Bermuda now taxes people on their salaries, through payroll tax, and on their consumption, through things such as customs duty. Capital or wealth is not taxed, except through land and inheritance taxes. In the absence of income tax — a political no-go at this point — the wealthiest bear a disproportionately small tax burden, or so the argument goes.
In this sense, the Government is suggesting it sees taxation not simply as a means of raising the revenues necessary to run public services in the most efficient way possible, but as a means of redistributing wealth.
This has not always been a very effective way of achieving this goal, but it also runs the risk of disincentivising job-makers and entrepreneurs — the very people who are most likely to help the economy to grow.
In Bermuda’s case, this is particularly salient because much of its success in the past 60 or so years has been owing to its status as a low-tax jurisdiction. While there have always been other reasons for international companies and wealthy individuals to come to Bermuda, its low-tax regime has always been important. Indeed, the first PLP government recognised this soon after taking power in 1998, when it extended the exemption from corporate income tax to international companies.
Twenty-two years later, times have changed to some degree. The recession after 2008 and the Covid-19 crisis have shown the necessity of public intervention in markets. Unregulated free enterprise bears its own risks. And there is no doubt that a tax system that falls disproportionately on those less able to pay fails the fairness test.
But the experience of Western nations in the 1970s also showed the dangers of using tax as a weapon against the rich, and particularly the entrepreneurial. The very rich have the resources to find ways around taxation. It is the middle classes who end up bearing the brunt, and resenting it.
There are also many questions about how a tax on wealth would work. When the Government introduced a tax on dividends, it exempted companies trading on the Bermuda Stock Exchange and international exchanges.

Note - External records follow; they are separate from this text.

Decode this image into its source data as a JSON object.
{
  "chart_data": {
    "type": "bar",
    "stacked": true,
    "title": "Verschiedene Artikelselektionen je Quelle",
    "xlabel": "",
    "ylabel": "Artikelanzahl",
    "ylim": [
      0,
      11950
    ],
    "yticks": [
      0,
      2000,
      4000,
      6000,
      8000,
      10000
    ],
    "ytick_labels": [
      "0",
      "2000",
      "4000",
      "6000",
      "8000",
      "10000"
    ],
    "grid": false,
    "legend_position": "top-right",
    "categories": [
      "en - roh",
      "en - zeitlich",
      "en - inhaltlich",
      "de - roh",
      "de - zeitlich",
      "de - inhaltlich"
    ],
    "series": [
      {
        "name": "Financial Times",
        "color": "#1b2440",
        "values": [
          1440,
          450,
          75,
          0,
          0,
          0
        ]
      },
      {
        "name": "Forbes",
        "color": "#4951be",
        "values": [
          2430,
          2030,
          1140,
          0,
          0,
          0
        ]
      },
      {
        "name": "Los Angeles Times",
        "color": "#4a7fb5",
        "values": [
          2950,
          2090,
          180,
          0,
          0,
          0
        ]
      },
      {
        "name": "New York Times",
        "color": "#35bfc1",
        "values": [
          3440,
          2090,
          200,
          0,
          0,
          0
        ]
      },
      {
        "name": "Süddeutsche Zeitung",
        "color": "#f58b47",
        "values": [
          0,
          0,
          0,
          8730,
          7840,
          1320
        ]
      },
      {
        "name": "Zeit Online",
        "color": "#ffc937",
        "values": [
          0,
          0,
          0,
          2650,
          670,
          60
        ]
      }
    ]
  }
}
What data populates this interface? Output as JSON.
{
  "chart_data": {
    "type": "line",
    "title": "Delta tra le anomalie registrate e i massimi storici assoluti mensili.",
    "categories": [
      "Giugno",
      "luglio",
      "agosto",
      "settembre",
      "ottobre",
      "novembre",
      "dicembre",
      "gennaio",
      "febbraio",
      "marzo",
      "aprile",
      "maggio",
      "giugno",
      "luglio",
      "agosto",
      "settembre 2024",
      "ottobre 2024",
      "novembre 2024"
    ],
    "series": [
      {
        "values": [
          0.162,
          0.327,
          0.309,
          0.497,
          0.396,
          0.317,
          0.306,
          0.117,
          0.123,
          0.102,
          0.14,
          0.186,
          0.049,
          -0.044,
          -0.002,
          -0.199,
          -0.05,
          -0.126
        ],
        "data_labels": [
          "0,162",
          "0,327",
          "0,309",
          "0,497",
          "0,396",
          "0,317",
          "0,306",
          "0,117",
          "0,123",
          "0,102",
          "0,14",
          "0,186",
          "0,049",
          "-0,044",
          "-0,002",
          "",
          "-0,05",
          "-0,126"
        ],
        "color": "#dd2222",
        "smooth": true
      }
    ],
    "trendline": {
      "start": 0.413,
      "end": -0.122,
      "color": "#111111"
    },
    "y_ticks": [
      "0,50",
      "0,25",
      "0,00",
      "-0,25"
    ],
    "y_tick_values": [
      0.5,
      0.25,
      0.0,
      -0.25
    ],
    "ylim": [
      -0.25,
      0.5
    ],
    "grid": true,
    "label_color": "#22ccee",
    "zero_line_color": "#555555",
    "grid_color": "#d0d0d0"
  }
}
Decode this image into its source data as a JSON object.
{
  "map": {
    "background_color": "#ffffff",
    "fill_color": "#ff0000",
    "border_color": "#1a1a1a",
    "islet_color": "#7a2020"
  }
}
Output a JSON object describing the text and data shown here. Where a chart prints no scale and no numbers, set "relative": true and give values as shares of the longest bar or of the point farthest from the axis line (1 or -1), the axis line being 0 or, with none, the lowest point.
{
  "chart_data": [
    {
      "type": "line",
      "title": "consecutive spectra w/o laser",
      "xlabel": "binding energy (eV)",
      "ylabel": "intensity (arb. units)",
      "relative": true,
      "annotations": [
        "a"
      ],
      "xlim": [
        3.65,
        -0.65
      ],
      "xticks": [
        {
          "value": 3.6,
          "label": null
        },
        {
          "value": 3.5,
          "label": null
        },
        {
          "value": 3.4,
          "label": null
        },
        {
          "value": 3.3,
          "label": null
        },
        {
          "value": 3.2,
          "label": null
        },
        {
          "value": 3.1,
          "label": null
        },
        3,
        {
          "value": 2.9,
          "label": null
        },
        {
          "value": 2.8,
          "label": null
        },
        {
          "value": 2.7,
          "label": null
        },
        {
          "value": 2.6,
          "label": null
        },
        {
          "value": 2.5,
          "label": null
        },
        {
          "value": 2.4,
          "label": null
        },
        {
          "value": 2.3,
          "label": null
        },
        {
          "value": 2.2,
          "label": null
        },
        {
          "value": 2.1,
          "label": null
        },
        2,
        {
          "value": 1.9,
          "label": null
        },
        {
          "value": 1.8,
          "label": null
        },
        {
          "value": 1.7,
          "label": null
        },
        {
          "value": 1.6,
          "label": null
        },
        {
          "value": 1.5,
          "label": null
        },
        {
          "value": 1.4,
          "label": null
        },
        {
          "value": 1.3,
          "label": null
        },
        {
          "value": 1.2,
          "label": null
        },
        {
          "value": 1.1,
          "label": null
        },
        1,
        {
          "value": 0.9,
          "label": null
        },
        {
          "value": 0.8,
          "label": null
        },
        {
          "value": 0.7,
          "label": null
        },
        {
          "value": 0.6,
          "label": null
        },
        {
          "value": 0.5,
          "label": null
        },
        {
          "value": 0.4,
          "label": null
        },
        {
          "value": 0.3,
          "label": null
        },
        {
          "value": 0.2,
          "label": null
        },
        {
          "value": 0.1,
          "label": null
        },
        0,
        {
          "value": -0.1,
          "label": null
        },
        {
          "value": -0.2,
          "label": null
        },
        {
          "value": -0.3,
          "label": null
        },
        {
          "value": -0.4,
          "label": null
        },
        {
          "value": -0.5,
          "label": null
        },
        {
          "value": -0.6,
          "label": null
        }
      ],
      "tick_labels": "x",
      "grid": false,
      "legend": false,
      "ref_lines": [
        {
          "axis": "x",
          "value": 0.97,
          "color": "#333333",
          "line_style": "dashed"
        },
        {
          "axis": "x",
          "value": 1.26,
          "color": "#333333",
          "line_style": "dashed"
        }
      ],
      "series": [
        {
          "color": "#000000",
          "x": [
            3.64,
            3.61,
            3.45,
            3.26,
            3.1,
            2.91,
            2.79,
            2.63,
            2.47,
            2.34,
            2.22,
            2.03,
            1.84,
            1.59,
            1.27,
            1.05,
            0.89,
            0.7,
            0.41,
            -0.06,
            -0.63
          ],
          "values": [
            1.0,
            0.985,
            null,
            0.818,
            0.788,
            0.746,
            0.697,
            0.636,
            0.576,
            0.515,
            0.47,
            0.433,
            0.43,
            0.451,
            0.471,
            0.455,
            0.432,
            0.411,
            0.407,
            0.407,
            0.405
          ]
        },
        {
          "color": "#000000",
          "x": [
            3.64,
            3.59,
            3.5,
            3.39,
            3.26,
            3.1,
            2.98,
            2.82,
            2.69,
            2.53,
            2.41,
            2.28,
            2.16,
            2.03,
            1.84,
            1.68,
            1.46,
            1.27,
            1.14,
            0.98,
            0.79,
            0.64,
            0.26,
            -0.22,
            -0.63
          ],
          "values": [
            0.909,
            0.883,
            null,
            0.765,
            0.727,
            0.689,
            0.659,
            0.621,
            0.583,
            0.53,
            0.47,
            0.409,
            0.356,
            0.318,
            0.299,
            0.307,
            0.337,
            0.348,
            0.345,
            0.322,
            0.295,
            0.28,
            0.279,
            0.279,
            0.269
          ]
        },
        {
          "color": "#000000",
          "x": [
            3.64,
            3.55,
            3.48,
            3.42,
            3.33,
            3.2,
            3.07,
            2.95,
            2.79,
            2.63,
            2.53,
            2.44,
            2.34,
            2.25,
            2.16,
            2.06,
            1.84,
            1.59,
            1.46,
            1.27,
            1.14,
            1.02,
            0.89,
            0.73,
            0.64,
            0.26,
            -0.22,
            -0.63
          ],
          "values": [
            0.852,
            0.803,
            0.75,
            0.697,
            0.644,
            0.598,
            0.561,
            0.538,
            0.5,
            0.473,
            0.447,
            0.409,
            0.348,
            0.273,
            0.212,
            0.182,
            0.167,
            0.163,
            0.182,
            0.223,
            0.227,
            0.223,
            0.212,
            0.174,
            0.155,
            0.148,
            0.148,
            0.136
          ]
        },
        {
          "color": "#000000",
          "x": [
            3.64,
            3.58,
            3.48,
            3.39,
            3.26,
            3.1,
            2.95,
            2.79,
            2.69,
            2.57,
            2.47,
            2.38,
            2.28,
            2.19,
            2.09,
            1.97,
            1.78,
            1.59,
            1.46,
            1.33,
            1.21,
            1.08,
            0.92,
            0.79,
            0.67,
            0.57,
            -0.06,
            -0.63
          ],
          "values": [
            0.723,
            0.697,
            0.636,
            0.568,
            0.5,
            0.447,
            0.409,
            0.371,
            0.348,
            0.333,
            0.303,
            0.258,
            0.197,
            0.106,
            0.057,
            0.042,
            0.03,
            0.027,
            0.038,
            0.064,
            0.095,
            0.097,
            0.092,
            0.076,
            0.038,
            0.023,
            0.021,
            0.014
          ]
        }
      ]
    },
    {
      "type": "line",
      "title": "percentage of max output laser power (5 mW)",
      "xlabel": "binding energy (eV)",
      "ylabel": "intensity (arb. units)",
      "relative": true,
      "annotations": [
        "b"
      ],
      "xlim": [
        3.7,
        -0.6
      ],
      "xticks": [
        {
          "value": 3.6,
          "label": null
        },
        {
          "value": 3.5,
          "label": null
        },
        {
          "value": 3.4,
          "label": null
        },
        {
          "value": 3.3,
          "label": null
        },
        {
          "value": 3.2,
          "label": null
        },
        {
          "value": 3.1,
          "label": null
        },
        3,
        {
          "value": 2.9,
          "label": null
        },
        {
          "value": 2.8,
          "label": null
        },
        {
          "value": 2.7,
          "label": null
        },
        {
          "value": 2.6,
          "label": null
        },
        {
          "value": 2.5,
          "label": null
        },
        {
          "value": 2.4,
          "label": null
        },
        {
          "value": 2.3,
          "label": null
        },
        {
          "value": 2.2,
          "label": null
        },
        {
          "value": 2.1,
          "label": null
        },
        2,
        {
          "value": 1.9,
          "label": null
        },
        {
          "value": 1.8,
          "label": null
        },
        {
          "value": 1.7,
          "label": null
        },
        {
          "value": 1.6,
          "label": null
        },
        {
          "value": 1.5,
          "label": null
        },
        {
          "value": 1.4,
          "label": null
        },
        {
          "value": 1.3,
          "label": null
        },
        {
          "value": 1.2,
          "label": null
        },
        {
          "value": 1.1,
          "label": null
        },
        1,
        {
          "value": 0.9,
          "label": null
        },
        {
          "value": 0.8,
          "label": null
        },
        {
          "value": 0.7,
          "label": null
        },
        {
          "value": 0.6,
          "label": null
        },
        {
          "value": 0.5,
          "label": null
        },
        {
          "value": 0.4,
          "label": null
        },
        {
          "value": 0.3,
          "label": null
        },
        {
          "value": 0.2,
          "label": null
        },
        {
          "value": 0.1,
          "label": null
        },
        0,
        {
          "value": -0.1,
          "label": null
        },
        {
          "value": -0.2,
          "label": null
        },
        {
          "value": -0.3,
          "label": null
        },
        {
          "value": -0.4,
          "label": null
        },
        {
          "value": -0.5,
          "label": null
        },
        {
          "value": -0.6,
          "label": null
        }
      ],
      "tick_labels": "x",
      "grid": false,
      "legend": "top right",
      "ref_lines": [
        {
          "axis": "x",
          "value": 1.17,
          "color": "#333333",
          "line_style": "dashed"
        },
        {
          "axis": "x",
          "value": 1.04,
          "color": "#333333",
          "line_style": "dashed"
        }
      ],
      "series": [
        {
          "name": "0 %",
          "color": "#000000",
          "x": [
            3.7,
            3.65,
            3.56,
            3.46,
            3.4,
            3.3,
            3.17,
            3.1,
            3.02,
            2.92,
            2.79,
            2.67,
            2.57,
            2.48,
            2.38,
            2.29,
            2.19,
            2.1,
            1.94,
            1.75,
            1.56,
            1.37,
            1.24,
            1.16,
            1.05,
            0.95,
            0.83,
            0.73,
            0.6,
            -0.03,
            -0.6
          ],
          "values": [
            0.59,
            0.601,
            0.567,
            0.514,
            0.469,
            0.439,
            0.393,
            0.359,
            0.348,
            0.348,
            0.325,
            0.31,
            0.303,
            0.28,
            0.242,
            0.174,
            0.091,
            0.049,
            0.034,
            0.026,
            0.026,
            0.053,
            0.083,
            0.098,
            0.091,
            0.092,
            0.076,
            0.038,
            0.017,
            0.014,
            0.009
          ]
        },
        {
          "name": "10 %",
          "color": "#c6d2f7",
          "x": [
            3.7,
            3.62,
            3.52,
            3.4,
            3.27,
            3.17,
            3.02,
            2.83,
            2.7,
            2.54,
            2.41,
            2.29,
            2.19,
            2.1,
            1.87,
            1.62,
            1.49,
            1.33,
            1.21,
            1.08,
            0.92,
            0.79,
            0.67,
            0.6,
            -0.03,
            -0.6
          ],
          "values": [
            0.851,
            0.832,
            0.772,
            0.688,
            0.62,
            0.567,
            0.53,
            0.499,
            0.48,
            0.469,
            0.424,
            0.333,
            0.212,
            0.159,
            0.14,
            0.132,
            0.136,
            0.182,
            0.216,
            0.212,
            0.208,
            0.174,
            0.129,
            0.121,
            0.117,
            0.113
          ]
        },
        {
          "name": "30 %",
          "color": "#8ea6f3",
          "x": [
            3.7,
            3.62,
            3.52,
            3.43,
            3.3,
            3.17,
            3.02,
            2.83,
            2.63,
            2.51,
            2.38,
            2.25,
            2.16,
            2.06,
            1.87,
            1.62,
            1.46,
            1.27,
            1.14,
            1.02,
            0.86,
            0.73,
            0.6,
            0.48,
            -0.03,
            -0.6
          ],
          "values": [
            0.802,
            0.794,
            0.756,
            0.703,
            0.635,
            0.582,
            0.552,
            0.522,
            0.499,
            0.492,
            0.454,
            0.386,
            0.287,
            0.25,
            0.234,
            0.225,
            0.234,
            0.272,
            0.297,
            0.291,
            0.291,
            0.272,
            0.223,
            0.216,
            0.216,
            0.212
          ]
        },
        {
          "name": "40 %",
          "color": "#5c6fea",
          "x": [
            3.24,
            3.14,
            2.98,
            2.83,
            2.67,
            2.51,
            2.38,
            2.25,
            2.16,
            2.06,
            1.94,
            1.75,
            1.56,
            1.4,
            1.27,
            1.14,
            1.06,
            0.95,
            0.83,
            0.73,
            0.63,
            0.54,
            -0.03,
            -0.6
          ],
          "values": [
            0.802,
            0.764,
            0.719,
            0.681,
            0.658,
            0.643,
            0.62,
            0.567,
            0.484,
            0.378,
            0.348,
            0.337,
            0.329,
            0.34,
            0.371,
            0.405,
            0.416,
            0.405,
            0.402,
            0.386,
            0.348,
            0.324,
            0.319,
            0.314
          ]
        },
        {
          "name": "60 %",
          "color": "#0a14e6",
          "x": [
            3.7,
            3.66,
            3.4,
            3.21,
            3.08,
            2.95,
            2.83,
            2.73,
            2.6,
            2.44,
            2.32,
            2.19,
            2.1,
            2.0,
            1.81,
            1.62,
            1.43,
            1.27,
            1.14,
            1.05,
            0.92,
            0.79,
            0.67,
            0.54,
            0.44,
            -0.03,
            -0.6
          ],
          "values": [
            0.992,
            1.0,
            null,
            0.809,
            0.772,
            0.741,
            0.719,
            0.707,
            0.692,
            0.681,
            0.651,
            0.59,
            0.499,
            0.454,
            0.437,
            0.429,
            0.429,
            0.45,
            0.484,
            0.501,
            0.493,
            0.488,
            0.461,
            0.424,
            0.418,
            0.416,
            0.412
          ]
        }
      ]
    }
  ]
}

Presumably, the same restrictions would apply to a capital-gains tax, if one was implemented. Exempted companies in general would no doubt expect to be left out. If this was the case, the tax would then fall on a relatively small group of people whose local businesses are not big enough to list on an exchange. A sizeable proportion of that group would be entrepreneurs trying to start new businesses. Having already risked their own savings, raised capital or borrowed money to realise their dreams, they now face the prospect of paying taxes if they are successful.
At a time when Bermuda should be doing all it can to encourage investment, and when it should be encouraging small businesses to take a chance on the island, a capital-gains tax would be another reason not to do so. There are some indications already that having floated the possibility of a capital-gains tax as obliquely as possible in the Throne Speech, the Government is now backing away from it.
There is still the possibility it could try again to implement a tax on rents, but this, too, is fraught with difficulty. Many Bermudians from all walks of life have invested in real estate with the idea that a second property, or “the downstairs apartment”, would provide a couple or individual with their primary retirement income. Often they took considerable risks in borrowing to pay for it, while also investing sweat equity in building it. To treat these people as the idle rich would seem to be unfair.
The difficulty with any tax on wealth, as opposed to on income, is that while meant well, it runs the risk of discouraging investment and risk-taking at a time when such efforts should be encouraged.
It stands, too, in contrast to the proposal to push banks to reduce the cost of borrowing by aligning the US prime interest rate with the Bermuda base rate. Such a move, while not free of problems, would enable people to borrow at better rates and to undertake risks they might otherwise avoid.
To encourage this — and the Government has also proposed some other ideas in this area — and to then hold out the possibility that any success that results will be clawed back by the Government seems to make little sense.